I’ve frequently thought of Amy's words about synergy since receiving my MFA degree in June. As I query literary agents for my memoir, continue to lead the editorial team on Lunch Ticket, work through my Post-MFA courses, occasionally squeak out a new essay or a few words in my novel-in-progress, and plan the yoga and creativity retreat in January, I could wonder if my head-down work ethic blinds me to the viability of making a professional career of writing and teaching. After all, one agent who recently turned me down wrote, “I really like your writing—I really do!... but, I’ll be honest with you, I’ve had the shittiest time placing memoir lately.” But after repeating the synergy mantra since December, it comes unbidden now, and I truly believe it. I’m not fretting very much. I trust in the synergy of the things that are coming together – the retreat! My studies! My writing! It all feels too good to fret about. And in any case, I’m having fun.

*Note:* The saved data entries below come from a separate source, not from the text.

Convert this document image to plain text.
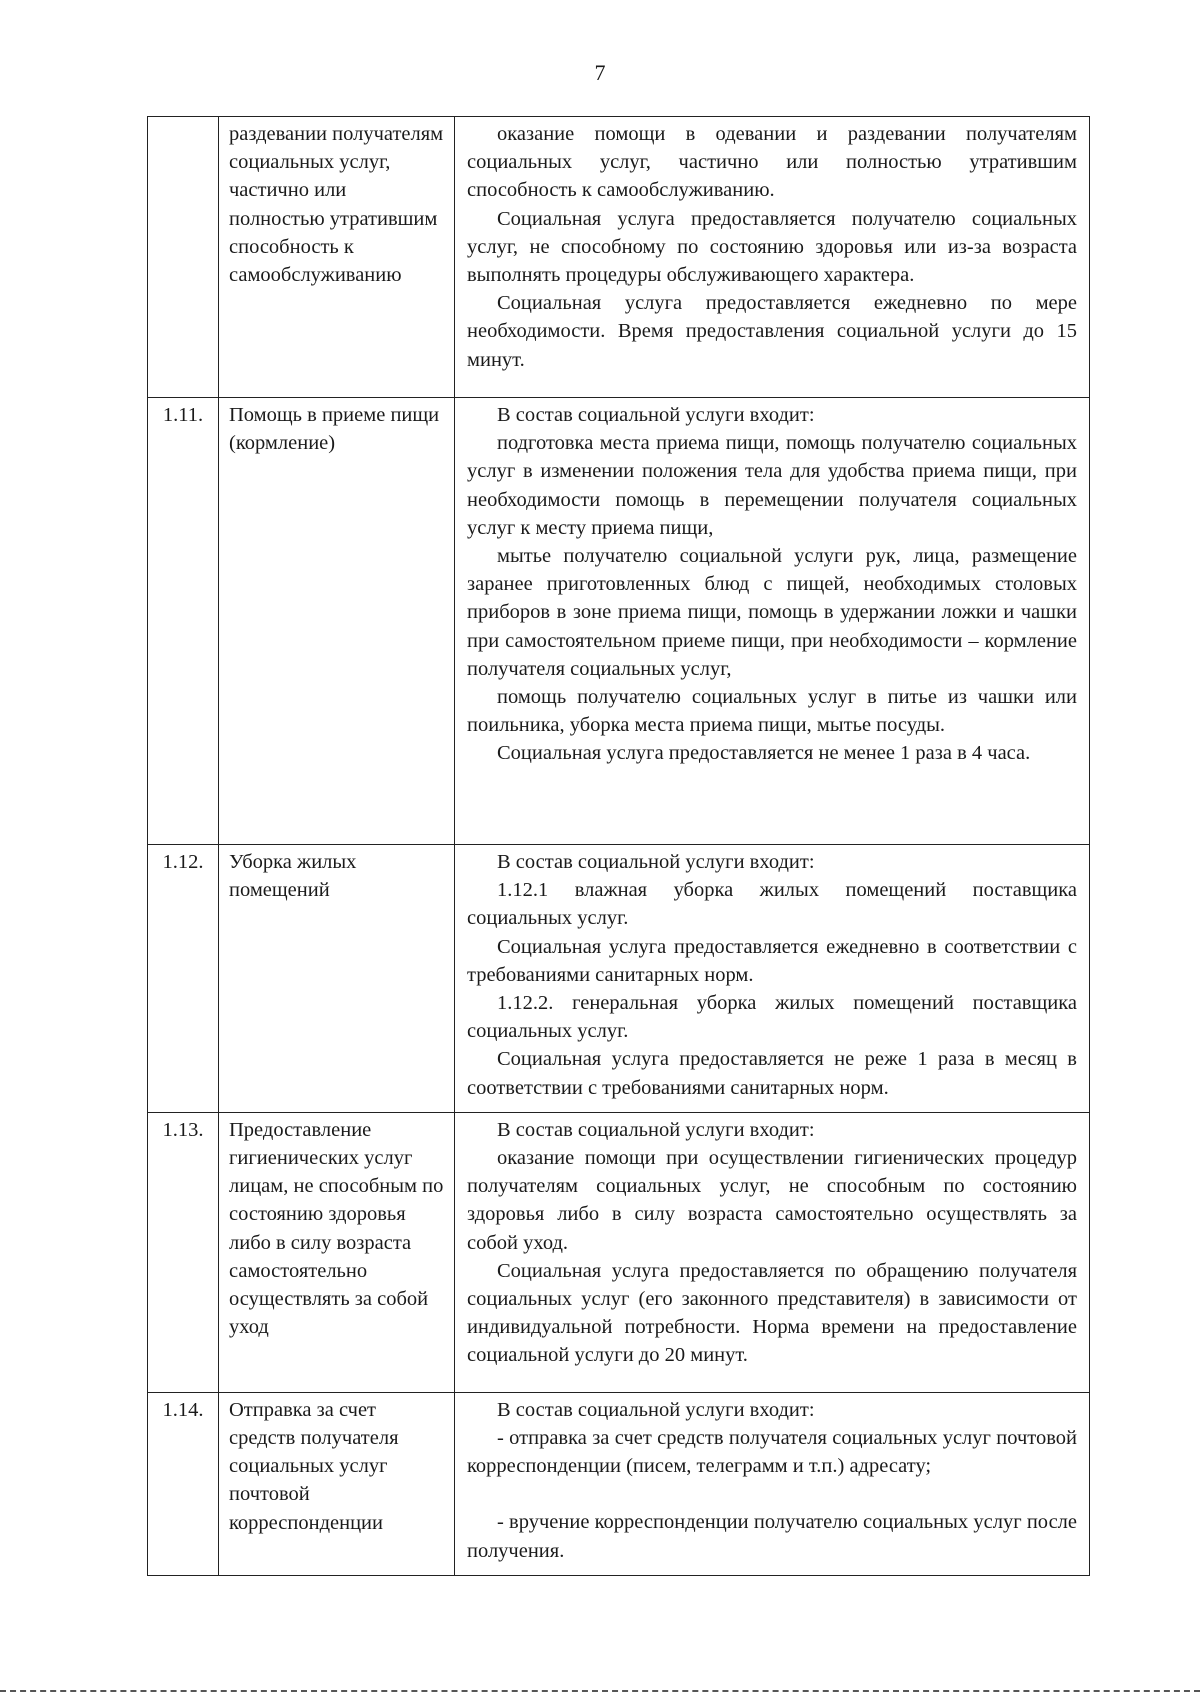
7
	раздевании получателям социальных услуг, частично или полностью утратившим способность к самообслуживанию	оказание помощи в одевании и раздевании получателям социальных услуг, частично или полностью утратившим способность к самообслуживанию.

Социальная услуга предоставляется получателю социальных услуг, не способному по состоянию здоровья или из-за возраста выполнять процедуры обслуживающего характера.

Социальная услуга предоставляется ежедневно по мере необходимости. Время предоставления социальной услуги до 15 минут.

1.11.	Помощь в приеме пищи (кормление)	В состав социальной услуги входит:

подготовка места приема пищи, помощь получателю социальных услуг в изменении положения тела для удобства приема пищи, при необходимости помощь в перемещении получателя социальных услуг к месту приема пищи,

мытье получателю социальной услуги рук, лица, размещение заранее приготовленных блюд с пищей, необходимых столовых приборов в зоне приема пищи, помощь в удержании ложки и чашки при самостоятельном приеме пищи, при необходимости – кормление получателя социальных услуг,

помощь получателю социальных услуг в питье из чашки или поильника, уборка места приема пищи, мытье посуды.

Социальная услуга предоставляется не менее 1 раза в 4 часа.

1.12.	Уборка жилых помещений	В состав социальной услуги входит:

1.12.1 влажная уборка жилых помещений поставщика социальных услуг.

Социальная услуга предоставляется ежедневно в соответствии с требованиями санитарных норм.

1.12.2. генеральная уборка жилых помещений поставщика социальных услуг.

Социальная услуга предоставляется не реже 1 раза в месяц в соответствии с требованиями санитарных норм.

1.13.	Предоставление гигиенических услуг лицам, не способным по состоянию здоровья либо в силу возраста самостоятельно осуществлять за собой уход	В состав социальной услуги входит:

оказание помощи при осуществлении гигиенических процедур получателям социальных услуг, не способным по состоянию здоровья либо в силу возраста самостоятельно осуществлять за собой уход.

Социальная услуга предоставляется по обращению получателя социальных услуг (его законного представителя) в зависимости от индивидуальной потребности. Норма времени на предоставление социальной услуги до 20 минут.

1.14.	Отправка за счет средств получателя социальных услуг почтовой корреспонденции	В состав социальной услуги входит:

- отправка за счет средств получателя социальных услуг почтовой корреспонденции (писем, телеграмм и т.п.) адресату;

- вручение корреспонденции получателю социальных услуг после получения.
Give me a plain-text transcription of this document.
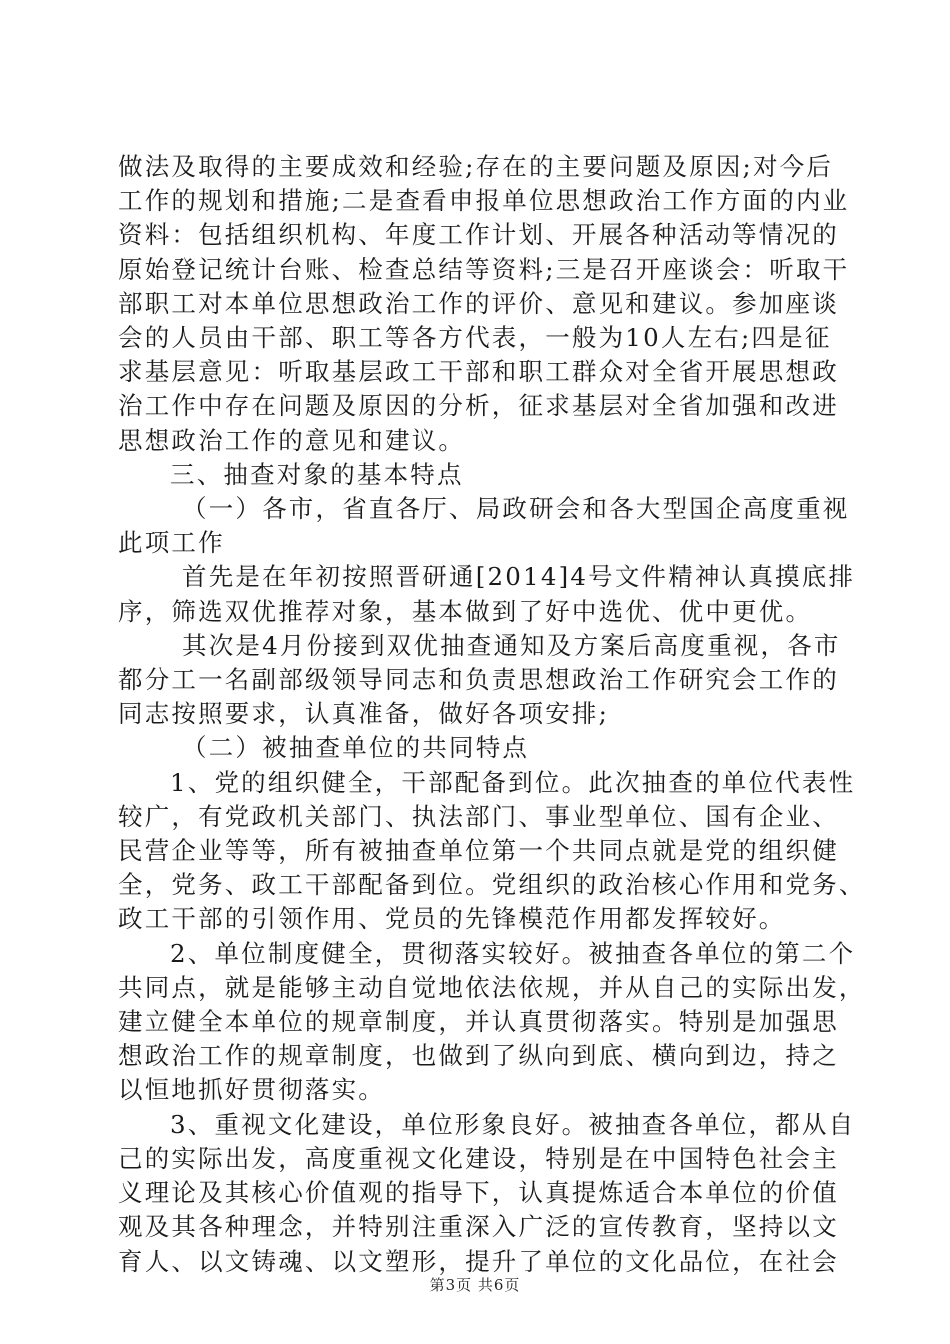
做法及取得的主要成效和经验;存在的主要问题及原因;对今后

工作的规划和措施;二是查看申报单位思想政治工作方面的内业

资料：包括组织机构、年度工作计划、开展各种活动等情况的

原始登记统计台账、检查总结等资料;三是召开座谈会：听取干

部职工对本单位思想政治工作的评价、意见和建议。参加座谈

会的人员由干部、职工等各方代表，一般为10人左右;四是征

求基层意见：听取基层政工干部和职工群众对全省开展思想政

治工作中存在问题及原因的分析，征求基层对全省加强和改进

思想政治工作的意见和建议。

三、抽查对象的基本特点

（一）各市，省直各厅、局政研会和各大型国企高度重视

此项工作

首先是在年初按照晋研通[2014]4号文件精神认真摸底排

序，筛选双优推荐对象，基本做到了好中选优、优中更优。

其次是4月份接到双优抽查通知及方案后高度重视，各市

都分工一名副部级领导同志和负责思想政治工作研究会工作的

同志按照要求，认真准备，做好各项安排;

（二）被抽查单位的共同特点

1、党的组织健全，干部配备到位。此次抽查的单位代表性

较广，有党政机关部门、执法部门、事业型单位、国有企业、

民营企业等等，所有被抽查单位第一个共同点就是党的组织健

全，党务、政工干部配备到位。党组织的政治核心作用和党务、

政工干部的引领作用、党员的先锋模范作用都发挥较好。

2、单位制度健全，贯彻落实较好。被抽查各单位的第二个

共同点，就是能够主动自觉地依法依规，并从自己的实际出发，

建立健全本单位的规章制度，并认真贯彻落实。特别是加强思

想政治工作的规章制度，也做到了纵向到底、横向到边，持之

以恒地抓好贯彻落实。

3、重视文化建设，单位形象良好。被抽查各单位，都从自

己的实际出发，高度重视文化建设，特别是在中国特色社会主

义理论及其核心价值观的指导下，认真提炼适合本单位的价值

观及其各种理念，并特别注重深入广泛的宣传教育，坚持以文

育人、以文铸魂、以文塑形，提升了单位的文化品位，在社会

第3页 共6页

The other night, my writing group gathered for our twice-monthly meeting at my house. We've been meeting together for more than a year. Lately, my increased pedagogy coursework leaves little time for creative writing, so I depend on these friends to keep me accountable to my artistic side. This week I only had three pages of new work for them to read, but they were three pages I wouldn't have written otherwise. Inspired by my group’s feedback, I’ve already redrafted the piece and shipped it off to a literary contest. 

Before we settled into the meeting, one writer in the group confessed to me about feeling concerned about her future job prospects. She's about ten years younger but we've shared some similar life paths through music, writing, communal living, and honest day jobs. She asked me about the coursework I've been doing. Will it guarantee a job, she wanted to know. How can I answer that, after my strange career life: a touring musician, a chef, a photographer, an artist model, a newsstand clerk, an administrative assistant, a yoga teacher, a production supervisor at a music label? How do you answer a question like that in today's gig economy in which universities depend on adjunct faculty the same way for-profit companies avoid benefit payouts with outsourced consultants? 

But Amy Sage Webb’s words come back to me. I need to remember to share them with my writing group. “Trust," Amy says. By its nature, trust is about the unknowable, the uncertain. Trust is about things just out of sight, just beyond the bend, though not as far away as, perhaps, faith.

Trust reminds me of the E.L. Doctorow quote, "Writing is like driving at night in the fog. You can only see as far as your headlights, but you can make the whole trip that way." When I’m stuck midway through a chapter of my novel and start fretting about where it might be heading, I think back to this quote. But it helps me even more when I lift my head from my school work. “Trust in the synergy of the things that are coming together.” The road is beneath the tires, I can see as far as November to the month-long writing course, and as far as January to the yoga and creativity retreat. Ten years ago, I didn’t have this kind of trust that things will work out fine, but perhaps, more than anything, that’s what the decade has taught me.
​
This time next year? I have no idea. But I’m not fretting. Where we put our attention is how we define our reality. And like I said, I’m having fun.